WHEREAS, a number of proposals from previous administrations and some now pending from the present administration and from Congress may further violate the Constitution of the United States.

NOW, THEREFORE, BE IT RESOLVED BY THE HOUSE OF REPRESENTATIVES AND THE SENATE OF THE 1ST SESSION OF THE 52ND OKLAHOMA LEGISLATURE:

THAT the State of Oklahoma hereby claims sovereignty under the Tenth Amendment to the Constitution of the United States over all powers not otherwise enumerated and granted to the federal government by the Constitution of the United States.

THAT this serve as Notice and Demand to the federal government, as our agent, to cease and desist, effective immediately, mandates that are beyond the scope of these constitutionally delegated powers.

THAT all compulsory federal legislation which directs states to comply under threat of civil or criminal penalties or sanctions or requires states to pass legislation or lose federal funding be prohibited or repealed.

THAT a copy of this resolution be distributed to the President of the United States, the President of the United States Senate, the Speaker of the United States House of Representatives, the Speaker of the House and the President of the Senate of each state’s legislature of the United States of America, and each member of the Oklahoma Congressional Delegation.

4 Responses to “A Necessary Resolution — A Necessary Revolution”

  1. Ryan Says:

    Apparently, there is a similar bill before the Washington State Legislature:

    _____________________________________________
    HOUSE JOINT MEMORIAL 4009
    _____________________________________________
    State of Washington
    61st Legislature
    2009 Regular Session
    By Representatives Shea, Klippert, Condotta, Kretz, Anderson, McCune, and Kristiansen
    Read first time 01/30/09. Referred to Committee on State Government & Tribal Affairs.
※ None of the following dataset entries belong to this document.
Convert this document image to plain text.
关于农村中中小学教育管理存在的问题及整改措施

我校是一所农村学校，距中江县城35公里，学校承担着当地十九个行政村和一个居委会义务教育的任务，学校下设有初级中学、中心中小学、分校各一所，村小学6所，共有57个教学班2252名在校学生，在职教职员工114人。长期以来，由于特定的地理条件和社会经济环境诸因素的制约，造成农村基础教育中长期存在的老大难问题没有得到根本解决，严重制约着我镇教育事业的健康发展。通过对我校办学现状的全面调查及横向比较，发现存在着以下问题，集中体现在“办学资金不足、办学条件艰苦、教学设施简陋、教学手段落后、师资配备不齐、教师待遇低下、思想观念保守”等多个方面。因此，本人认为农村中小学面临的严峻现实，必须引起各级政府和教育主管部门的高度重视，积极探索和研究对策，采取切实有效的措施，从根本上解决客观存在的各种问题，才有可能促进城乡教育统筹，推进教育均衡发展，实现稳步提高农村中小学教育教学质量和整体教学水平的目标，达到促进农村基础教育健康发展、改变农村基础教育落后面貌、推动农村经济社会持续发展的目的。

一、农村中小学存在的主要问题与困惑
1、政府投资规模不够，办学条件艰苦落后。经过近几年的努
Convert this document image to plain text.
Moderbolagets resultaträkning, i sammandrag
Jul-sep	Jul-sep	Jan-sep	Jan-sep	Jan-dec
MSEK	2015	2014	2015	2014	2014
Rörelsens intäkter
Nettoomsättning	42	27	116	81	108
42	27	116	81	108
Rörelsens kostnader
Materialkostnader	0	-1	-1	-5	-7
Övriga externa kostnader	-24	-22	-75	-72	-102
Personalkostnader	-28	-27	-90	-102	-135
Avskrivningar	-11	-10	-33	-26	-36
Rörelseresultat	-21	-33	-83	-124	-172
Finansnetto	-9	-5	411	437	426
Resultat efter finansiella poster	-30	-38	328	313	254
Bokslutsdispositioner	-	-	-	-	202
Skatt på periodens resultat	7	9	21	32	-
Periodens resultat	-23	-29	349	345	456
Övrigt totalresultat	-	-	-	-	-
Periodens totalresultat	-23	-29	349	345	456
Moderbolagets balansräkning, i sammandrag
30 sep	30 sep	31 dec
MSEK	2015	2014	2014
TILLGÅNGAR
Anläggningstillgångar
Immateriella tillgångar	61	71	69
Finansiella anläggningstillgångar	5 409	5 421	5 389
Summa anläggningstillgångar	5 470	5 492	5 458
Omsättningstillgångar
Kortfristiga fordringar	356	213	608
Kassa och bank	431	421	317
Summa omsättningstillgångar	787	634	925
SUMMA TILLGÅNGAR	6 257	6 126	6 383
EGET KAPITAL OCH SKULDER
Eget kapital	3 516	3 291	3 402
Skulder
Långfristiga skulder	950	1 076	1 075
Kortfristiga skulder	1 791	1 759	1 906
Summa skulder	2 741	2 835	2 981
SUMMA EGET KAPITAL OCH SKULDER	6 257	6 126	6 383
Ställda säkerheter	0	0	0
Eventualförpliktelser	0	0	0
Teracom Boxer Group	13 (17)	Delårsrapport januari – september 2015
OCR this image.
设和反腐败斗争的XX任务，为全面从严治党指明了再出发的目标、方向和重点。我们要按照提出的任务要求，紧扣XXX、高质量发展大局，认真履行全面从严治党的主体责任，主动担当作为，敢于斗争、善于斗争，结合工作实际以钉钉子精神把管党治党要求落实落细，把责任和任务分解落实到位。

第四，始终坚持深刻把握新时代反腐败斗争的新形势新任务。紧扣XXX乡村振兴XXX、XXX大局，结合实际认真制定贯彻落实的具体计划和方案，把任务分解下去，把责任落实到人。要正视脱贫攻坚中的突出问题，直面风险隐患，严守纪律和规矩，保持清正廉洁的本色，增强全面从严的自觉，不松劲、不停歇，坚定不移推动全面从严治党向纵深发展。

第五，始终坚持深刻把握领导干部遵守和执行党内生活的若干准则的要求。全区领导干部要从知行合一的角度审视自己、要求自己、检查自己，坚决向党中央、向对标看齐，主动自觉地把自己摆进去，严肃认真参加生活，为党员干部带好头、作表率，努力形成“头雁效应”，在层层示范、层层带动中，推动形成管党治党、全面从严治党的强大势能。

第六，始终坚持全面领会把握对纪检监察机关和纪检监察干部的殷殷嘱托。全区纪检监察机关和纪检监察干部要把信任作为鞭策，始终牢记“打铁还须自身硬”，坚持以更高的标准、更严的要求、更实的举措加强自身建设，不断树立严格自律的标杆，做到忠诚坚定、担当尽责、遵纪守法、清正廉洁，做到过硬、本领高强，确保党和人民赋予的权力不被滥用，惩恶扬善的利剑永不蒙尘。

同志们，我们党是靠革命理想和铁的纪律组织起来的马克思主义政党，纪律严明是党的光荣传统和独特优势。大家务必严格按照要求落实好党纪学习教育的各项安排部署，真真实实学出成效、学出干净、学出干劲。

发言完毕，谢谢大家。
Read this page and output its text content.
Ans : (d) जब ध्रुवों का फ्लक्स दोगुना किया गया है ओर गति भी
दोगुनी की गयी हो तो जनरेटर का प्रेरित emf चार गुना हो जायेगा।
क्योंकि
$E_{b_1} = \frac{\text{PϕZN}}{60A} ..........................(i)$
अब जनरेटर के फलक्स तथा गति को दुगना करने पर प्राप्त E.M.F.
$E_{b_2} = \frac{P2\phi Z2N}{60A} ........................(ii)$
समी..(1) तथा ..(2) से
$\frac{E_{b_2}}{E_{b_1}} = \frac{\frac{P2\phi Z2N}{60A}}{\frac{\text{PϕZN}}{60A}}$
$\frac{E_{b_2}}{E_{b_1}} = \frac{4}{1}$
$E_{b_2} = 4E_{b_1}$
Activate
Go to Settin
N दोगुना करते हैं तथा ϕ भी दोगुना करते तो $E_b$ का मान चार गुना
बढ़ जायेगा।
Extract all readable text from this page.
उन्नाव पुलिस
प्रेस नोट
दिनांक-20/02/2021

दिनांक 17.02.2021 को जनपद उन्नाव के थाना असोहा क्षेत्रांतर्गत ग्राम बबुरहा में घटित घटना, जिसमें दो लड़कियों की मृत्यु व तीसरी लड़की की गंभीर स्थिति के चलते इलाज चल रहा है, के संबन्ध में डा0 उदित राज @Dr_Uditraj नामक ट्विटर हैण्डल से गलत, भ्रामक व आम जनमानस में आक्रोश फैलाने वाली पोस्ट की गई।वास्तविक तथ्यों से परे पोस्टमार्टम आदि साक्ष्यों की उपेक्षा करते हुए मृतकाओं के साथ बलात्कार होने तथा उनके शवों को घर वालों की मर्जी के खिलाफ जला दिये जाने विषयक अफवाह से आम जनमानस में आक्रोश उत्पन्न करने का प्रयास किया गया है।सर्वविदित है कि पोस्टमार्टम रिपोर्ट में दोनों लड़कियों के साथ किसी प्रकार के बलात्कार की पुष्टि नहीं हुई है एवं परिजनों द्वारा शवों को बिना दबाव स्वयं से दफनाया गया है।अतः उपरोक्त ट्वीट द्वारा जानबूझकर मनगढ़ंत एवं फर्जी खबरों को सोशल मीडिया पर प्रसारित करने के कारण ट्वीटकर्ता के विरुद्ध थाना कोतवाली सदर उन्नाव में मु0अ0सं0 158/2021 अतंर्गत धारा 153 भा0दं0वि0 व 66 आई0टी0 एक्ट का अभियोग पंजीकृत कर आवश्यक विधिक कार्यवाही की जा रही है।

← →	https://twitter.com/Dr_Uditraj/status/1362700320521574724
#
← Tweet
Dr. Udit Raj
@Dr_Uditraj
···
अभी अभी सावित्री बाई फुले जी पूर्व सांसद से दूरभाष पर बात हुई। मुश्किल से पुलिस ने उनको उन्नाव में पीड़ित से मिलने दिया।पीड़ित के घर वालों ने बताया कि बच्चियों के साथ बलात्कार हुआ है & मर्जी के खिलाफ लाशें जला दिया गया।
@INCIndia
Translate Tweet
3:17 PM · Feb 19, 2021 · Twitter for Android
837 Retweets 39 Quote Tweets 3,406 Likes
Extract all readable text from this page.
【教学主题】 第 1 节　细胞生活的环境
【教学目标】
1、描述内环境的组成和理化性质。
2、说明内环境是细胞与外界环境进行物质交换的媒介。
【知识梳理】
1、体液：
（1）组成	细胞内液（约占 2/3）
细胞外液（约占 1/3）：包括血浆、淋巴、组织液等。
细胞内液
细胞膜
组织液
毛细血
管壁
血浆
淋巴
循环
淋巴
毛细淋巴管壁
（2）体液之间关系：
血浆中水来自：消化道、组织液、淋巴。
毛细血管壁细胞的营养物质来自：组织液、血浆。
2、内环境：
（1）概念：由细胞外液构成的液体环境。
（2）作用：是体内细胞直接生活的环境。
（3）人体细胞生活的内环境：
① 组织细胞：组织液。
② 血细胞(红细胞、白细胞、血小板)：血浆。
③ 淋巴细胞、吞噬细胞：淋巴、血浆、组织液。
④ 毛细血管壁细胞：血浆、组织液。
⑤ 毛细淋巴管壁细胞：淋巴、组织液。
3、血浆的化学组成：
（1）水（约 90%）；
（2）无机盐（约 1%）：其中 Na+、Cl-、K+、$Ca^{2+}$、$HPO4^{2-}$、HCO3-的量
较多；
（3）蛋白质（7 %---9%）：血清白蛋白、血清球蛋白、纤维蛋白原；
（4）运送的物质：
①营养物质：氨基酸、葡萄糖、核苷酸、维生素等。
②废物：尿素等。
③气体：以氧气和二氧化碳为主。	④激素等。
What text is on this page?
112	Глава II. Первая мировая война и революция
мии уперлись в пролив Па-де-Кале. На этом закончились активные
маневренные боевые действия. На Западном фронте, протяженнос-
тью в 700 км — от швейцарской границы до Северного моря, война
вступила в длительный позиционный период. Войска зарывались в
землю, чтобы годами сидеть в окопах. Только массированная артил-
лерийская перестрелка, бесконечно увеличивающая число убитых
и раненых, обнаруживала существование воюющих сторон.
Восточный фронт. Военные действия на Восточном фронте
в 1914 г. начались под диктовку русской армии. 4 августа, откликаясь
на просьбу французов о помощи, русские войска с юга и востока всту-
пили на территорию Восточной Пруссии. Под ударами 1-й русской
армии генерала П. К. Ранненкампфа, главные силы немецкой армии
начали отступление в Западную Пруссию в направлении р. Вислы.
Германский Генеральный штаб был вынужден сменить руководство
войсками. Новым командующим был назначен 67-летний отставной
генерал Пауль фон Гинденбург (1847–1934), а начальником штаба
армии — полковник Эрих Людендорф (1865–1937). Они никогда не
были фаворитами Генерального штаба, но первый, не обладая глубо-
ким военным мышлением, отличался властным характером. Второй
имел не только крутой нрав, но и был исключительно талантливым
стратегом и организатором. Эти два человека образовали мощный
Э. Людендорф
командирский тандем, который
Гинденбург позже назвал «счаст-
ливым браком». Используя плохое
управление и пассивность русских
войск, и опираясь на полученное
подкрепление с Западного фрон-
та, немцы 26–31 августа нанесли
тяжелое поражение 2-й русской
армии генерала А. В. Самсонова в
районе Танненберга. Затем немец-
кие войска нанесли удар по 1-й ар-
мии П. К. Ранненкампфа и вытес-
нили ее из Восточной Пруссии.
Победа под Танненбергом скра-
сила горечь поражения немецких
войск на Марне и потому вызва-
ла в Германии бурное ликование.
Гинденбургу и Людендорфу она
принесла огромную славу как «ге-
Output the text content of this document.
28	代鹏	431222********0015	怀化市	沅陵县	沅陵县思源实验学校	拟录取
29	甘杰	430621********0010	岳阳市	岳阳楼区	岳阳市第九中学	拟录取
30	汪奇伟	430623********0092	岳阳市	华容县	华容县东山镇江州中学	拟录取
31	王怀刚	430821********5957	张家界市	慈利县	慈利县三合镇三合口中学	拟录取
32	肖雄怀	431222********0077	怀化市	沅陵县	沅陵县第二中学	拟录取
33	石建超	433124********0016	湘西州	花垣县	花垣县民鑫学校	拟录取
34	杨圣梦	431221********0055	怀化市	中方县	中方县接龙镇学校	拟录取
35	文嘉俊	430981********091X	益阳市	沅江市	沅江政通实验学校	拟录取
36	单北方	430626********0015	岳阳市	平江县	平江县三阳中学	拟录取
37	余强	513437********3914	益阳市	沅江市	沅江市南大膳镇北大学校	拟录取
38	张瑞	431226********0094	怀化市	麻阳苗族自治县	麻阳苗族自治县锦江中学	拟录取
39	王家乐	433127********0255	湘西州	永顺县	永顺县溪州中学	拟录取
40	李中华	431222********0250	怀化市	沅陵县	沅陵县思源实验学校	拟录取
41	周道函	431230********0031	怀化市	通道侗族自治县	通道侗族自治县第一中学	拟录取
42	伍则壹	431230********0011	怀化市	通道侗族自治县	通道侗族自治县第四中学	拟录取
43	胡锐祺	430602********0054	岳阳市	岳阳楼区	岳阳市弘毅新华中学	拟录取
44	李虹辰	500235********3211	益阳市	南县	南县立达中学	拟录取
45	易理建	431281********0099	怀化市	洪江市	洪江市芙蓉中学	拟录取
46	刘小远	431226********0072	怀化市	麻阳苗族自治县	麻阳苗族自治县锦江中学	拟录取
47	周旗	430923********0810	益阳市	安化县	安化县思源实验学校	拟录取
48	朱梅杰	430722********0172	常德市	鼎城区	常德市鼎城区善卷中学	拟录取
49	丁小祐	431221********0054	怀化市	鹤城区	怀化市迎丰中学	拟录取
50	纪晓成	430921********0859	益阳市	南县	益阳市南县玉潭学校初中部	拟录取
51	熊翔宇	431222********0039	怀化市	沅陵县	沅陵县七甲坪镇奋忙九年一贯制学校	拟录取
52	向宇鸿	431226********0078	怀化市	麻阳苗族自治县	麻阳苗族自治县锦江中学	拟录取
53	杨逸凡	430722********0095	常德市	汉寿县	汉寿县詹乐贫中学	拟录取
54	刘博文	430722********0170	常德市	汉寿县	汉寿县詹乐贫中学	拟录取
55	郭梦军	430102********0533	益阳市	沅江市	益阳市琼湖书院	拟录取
    TO THE HONORABLE BARACK OBAMA, PRESIDENT OF THE UNITED STATES, AND TO THE PRESIDENT OF THE SENATE AND THE SPEAKER OF THE HOUSE OF REPRESENTATIVES, AND TO THE SENATE AND HOUSE OF REPRESENTATIVES OF THE UNITED STATES, IN CONGRESS ASSEMBLED, AND TO THE PRESIDENT OF THE SENATE AND SPEAKER OF THE HOUSE OF REPRESENTATIVES OF EACH STATE’S LEGISLATURE OF THE UNITED STATES OF AMERICA:

    We, your Memorialists, the Senate and House of Representatives of the State of Washington, in legislative session assembled, respectfully represent and petition as follows:

    WHEREAS, The Tenth Amendment to the Constitution of the United States specifically provides that, “The powers not delegated to the United States by the Constitution, nor prohibited by it to the States, are reserved to the States respectively, or to the people.”; and

    WHEREAS, The Tenth Amendment defines the total scope of federal power as being those powers specifically granted to it by the Constitution of the United States and no more; and

    WHEREAS, Federalism is the constitutional division of powers between the national and state governments and is widely regarded as one of America’s most valuable contributions to political science; and

    WHEREAS, James Madison, “the father of the Constitution,” said, “The powers delegated to the federal government are few and defined. Those which are to remain in the state governments are numerous and indefinite. The former will be exercised principally on external objects, [such] as war, peace, negotiation, and foreign commerce. The powers reserved to the several states will extend to all the objects which, in the ordinary course of affairs, concern the lives, liberties, and properties of the people.”; and

    WHEREAS, Thomas Jefferson emphasized that the states are not “subordinate” to the national government, but rather the two are “coordinate departments of one simple and integral whole. The one is the domestic, the other the foreign branch of the same government.”; and

    WHEREAS, Alexander Hamilton expressed his hope that “the people will always take care to preserve the constitutional equilibrium between the general and the state governments.” He believed that “this balance between the national and state governments forms a double security to the people.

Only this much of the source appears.